(A creative and magnificent sequel to this post right HERE!)
They say that your twenties are filled with change and seven hundred different versions of yourself. Well, “they” got it right.
I have changed more in the past six months than I feel like I have in my entire life.
I have jumped from version 20.0 to 20.35, skipping through different Anna’s until one new aspect sticks to me, creating this ultimate version of Anna that I’m starting to enjoy.
And as I was rolling in fuzzy blankets underneath the Christmas lights that decorate my room, I saw a shadow cast on my wall that looked like… a butterfly.
It reminded me of a small passage I wrote two nights ago that I didn’t think I would share on Inspired She Lives, but we’re all about opening up here. Acceptance and love, right?
So here it is.
I’m Still A Damn Butterfly
We get broken as a test to see how well we can transform.
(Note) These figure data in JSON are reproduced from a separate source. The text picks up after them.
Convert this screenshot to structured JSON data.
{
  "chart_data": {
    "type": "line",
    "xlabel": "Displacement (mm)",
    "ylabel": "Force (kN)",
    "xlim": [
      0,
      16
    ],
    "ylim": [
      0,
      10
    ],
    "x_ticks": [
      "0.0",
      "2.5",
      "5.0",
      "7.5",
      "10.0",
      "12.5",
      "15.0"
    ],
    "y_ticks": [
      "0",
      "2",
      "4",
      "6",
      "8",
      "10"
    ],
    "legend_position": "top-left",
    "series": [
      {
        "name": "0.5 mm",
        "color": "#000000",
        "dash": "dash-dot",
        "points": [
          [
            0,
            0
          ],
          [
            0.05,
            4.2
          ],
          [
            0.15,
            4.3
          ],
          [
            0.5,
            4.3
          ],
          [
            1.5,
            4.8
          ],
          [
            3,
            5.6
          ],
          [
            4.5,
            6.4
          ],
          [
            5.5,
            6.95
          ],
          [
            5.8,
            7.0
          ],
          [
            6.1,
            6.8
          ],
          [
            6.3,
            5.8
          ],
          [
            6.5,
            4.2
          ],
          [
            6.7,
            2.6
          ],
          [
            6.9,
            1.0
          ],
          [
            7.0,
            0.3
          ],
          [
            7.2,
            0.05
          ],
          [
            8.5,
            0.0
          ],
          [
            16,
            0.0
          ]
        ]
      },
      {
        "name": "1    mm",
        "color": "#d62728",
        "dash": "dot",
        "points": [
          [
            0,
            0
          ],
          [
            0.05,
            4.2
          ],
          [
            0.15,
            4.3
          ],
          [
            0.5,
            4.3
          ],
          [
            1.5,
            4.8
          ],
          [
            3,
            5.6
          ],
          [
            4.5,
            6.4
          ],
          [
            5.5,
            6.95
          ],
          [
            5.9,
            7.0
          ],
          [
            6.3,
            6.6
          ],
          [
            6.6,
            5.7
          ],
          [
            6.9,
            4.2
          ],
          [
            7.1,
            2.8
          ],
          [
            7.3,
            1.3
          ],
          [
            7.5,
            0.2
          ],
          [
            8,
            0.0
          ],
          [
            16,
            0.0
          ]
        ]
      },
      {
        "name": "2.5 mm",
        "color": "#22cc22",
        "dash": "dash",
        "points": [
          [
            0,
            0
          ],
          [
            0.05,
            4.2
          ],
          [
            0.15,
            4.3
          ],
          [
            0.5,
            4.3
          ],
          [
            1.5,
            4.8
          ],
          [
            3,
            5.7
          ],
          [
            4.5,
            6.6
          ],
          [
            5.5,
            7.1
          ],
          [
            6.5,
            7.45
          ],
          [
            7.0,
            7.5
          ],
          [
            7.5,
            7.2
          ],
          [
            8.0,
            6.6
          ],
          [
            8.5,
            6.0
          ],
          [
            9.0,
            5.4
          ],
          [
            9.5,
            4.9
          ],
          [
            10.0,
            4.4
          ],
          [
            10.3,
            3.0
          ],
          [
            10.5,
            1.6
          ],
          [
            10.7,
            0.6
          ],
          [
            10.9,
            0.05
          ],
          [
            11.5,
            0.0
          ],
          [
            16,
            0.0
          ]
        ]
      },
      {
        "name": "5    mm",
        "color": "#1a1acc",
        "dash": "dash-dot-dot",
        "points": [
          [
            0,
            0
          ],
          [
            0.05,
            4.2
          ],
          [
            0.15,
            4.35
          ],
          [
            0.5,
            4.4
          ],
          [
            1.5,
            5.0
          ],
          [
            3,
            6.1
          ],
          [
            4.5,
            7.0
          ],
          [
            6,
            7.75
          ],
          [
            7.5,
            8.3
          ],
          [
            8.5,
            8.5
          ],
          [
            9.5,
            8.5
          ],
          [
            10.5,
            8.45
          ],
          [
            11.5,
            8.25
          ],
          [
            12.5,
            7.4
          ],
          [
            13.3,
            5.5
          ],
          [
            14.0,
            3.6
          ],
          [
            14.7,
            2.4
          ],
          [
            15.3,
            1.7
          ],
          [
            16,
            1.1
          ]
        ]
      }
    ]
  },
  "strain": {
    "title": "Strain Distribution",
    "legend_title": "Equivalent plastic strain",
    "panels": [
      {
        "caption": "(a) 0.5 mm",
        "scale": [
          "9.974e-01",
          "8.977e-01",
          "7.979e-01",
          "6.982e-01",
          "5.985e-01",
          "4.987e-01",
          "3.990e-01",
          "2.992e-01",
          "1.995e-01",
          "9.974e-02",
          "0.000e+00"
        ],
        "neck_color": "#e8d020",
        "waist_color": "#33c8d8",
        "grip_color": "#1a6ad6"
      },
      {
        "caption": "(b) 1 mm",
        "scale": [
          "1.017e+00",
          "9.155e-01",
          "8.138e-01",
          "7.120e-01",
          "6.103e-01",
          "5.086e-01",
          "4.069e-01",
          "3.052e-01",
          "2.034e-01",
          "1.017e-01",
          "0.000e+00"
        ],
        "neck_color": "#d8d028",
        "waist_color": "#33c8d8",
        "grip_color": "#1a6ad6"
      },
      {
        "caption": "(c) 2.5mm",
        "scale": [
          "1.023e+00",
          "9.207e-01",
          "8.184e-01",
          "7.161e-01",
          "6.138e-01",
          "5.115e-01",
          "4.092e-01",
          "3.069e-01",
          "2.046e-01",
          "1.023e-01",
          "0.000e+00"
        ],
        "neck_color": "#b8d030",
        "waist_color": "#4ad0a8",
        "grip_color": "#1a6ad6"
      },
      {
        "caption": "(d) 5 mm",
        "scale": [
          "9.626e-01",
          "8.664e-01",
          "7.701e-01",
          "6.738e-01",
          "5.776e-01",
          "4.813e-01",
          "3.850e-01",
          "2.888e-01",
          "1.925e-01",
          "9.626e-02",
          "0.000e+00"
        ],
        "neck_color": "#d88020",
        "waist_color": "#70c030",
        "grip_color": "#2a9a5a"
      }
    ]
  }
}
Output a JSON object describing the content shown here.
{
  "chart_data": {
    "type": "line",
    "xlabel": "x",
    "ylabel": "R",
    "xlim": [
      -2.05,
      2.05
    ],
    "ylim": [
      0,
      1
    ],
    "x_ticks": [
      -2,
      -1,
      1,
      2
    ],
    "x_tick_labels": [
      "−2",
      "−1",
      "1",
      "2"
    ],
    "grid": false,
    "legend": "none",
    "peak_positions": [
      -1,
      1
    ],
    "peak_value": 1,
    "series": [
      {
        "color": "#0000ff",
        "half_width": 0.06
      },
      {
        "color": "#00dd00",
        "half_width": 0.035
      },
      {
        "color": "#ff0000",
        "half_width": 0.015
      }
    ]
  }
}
We spin around and around, weaving our cocoon until the only thing we have left to do is wait.
Wait until enough time passes.
Wait for our wings to grow.
Wait for our colors to brighten.
Or just wait for our patience to run out.
But we find our strength in ourselves because that is our only option and the patience…
And after weeks and weeks of metamorphosis, we spread our wings and realize that our wings are ready to fly.
And though our journey was long, it was beautiful.
And WE are beautiful.
Thankfully, some words pour out of me and tell me how I am feeling. These words that are written were not over thought or carefully crafted. They bled from the scars that come with change and soothed the little girl who is sick of all the villains in her life.
So thank you so much for reading. I hope your Monday conquers every other Monday before it.